Finland has become the first country in Europe to pay unemployed citizens an unconditional monthly sum, in a social experiment that will be watched around the world. Under the two-year pilot scheme, which began on January 1, unemployed Finns will receive a guaranteed sum of €^560 (£475). A wide variety of basic income proposals are circulating today. They differ along many other dimensions, including in the amounts of the basic income, the source of funding, the nature and size of reductions in other transfers that might accompany it. Here is a look:
Why now?
Labour markets and systems of tax and social support have been through enormous change in the last quarter of a century. There is growing concern that we have seen the emergence of a “precariat” – insecure, often in poverty despite being in work, facing relentlessly complex life choices, a complexity reinforced by the operation of the welfare state.

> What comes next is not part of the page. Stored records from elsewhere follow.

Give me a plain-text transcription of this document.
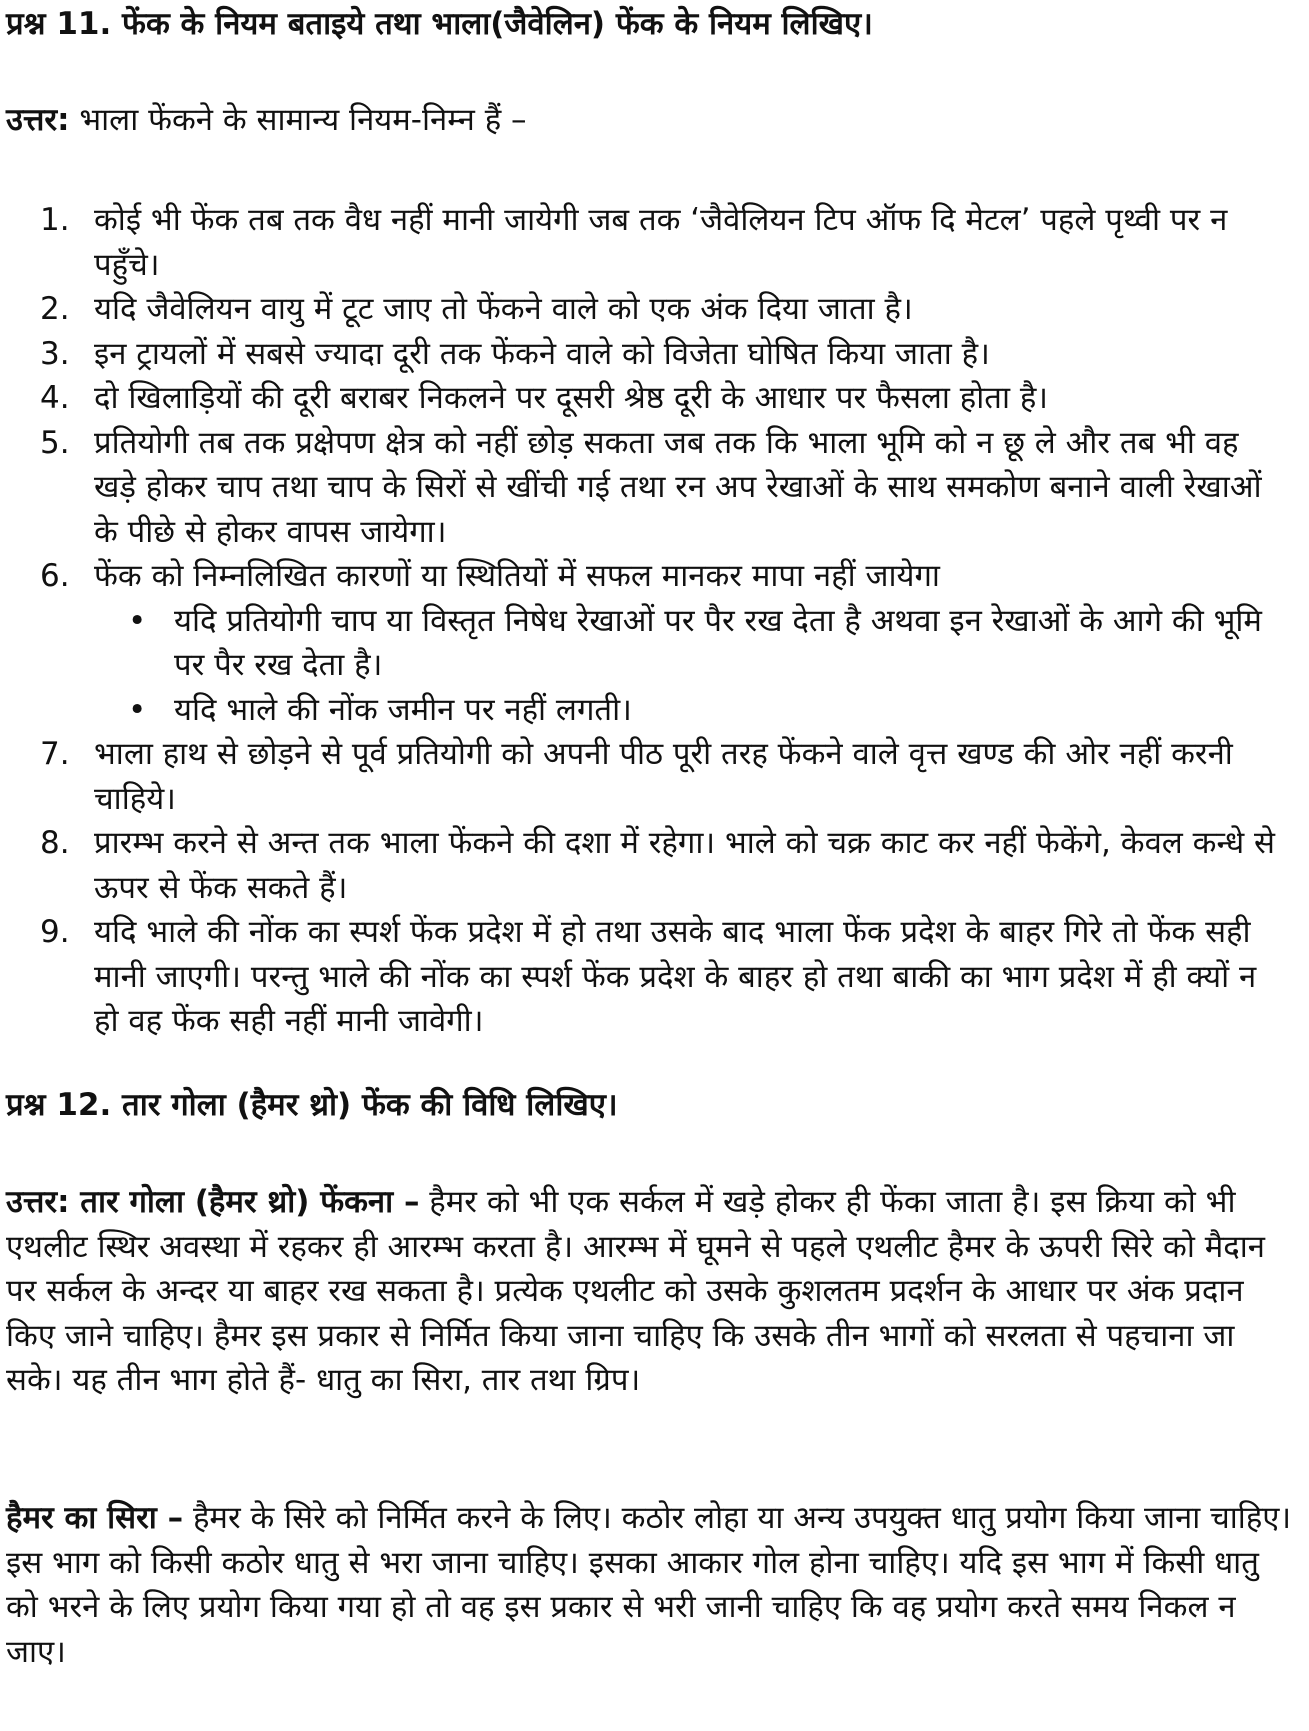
प्रश्न 11. फेंक के नियम बताइये तथा भाला(जैवेलिन) फेंक के नियम लिखिए।

उत्तर: भाला फेंकने के सामान्य नियम-निम्न हैं –

1. कोई भी फेंक तब तक वैध नहीं मानी जायेगी जब तक ‘जैवेलियन टिप ऑफ दि मेटल’ पहले पृथ्वी पर न पहुँचे।
2. यदि जैवेलियन वायु में टूट जाए तो फेंकने वाले को एक अंक दिया जाता है।
3. इन ट्रायलों में सबसे ज्यादा दूरी तक फेंकने वाले को विजेता घोषित किया जाता है।
4. दो खिलाड़ियों की दूरी बराबर निकलने पर दूसरी श्रेष्ठ दूरी के आधार पर फैसला होता है।
5. प्रतियोगी तब तक प्रक्षेपण क्षेत्र को नहीं छोड़ सकता जब तक कि भाला भूमि को न छू ले और तब भी वह खड़े होकर चाप तथा चाप के सिरों से खींची गई तथा रन अप रेखाओं के साथ समकोण बनाने वाली रेखाओं के पीछे से होकर वापस जायेगा।
6. फेंक को निम्नलिखित कारणों या स्थितियों में सफल मानकर मापा नहीं जायेगा
• यदि प्रतियोगी चाप या विस्तृत निषेध रेखाओं पर पैर रख देता है अथवा इन रेखाओं के आगे की भूमि पर पैर रख देता है।
• यदि भाले की नोंक जमीन पर नहीं लगती।
7. भाला हाथ से छोड़ने से पूर्व प्रतियोगी को अपनी पीठ पूरी तरह फेंकने वाले वृत्त खण्ड की ओर नहीं करनी चाहिये।
8. प्रारम्भ करने से अन्त तक भाला फेंकने की दशा में रहेगा। भाले को चक्र काट कर नहीं फेकेंगे, केवल कन्धे से ऊपर से फेंक सकते हैं।
9. यदि भाले की नोंक का स्पर्श फेंक प्रदेश में हो तथा उसके बाद भाला फेंक प्रदेश के बाहर गिरे तो फेंक सही मानी जाएगी। परन्तु भाले की नोंक का स्पर्श फेंक प्रदेश के बाहर हो तथा बाकी का भाग प्रदेश में ही क्यों न हो वह फेंक सही नहीं मानी जावेगी।

प्रश्न 12. तार गोला (हैमर थ्रो) फेंक की विधि लिखिए।

उत्तर: तार गोला (हैमर थ्रो) फेंकना – हैमर को भी एक सर्कल में खड़े होकर ही फेंका जाता है। इस क्रिया को भी एथलीट स्थिर अवस्था में रहकर ही आरम्भ करता है। आरम्भ में घूमने से पहले एथलीट हैमर के ऊपरी सिरे को मैदान पर सर्कल के अन्दर या बाहर रख सकता है। प्रत्येक एथलीट को उसके कुशलतम प्रदर्शन के आधार पर अंक प्रदान किए जाने चाहिए। हैमर इस प्रकार से निर्मित किया जाना चाहिए कि उसके तीन भागों को सरलता से पहचाना जा सके। यह तीन भाग होते हैं- धातु का सिरा, तार तथा ग्रिप।

हैमर का सिरा – हैमर के सिरे को निर्मित करने के लिए। कठोर लोहा या अन्य उपयुक्त धातु प्रयोग किया जाना चाहिए। इस भाग को किसी कठोर धातु से भरा जाना चाहिए। इसका आकार गोल होना चाहिए। यदि इस भाग में किसी धातु को भरने के लिए प्रयोग किया गया हो तो वह इस प्रकार से भरी जानी चाहिए कि वह प्रयोग करते समय निकल न जाए।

Inequality, precariousness, insecurity – lack of control over one’s life – are challenges that recent reforms have done too little to address.
Basic income is designed to give people more control over their lives. It is not just the cash sum that is important but the security and certainty provided; a more predictable platform on which to make life choices.
Will people be lazy if given a basic income?
One might say this is a fundamentally, and worryingly, negative view of humanity.
In December last year, a small town of Smiths Falls in Canada voted against UBI as they believed unless people are taught how to spend the money, the scheme won’t be effective.
Is it expensive?
A workable system of basic income could cost up to 1% of GDP (a number of proposed schemes are significantly less). This is comparable in scope to decisions made by UK governments in the past 20 years to increase pensions, tax credits, raise the personal allowance threshold, reduce corporation taxes and so on.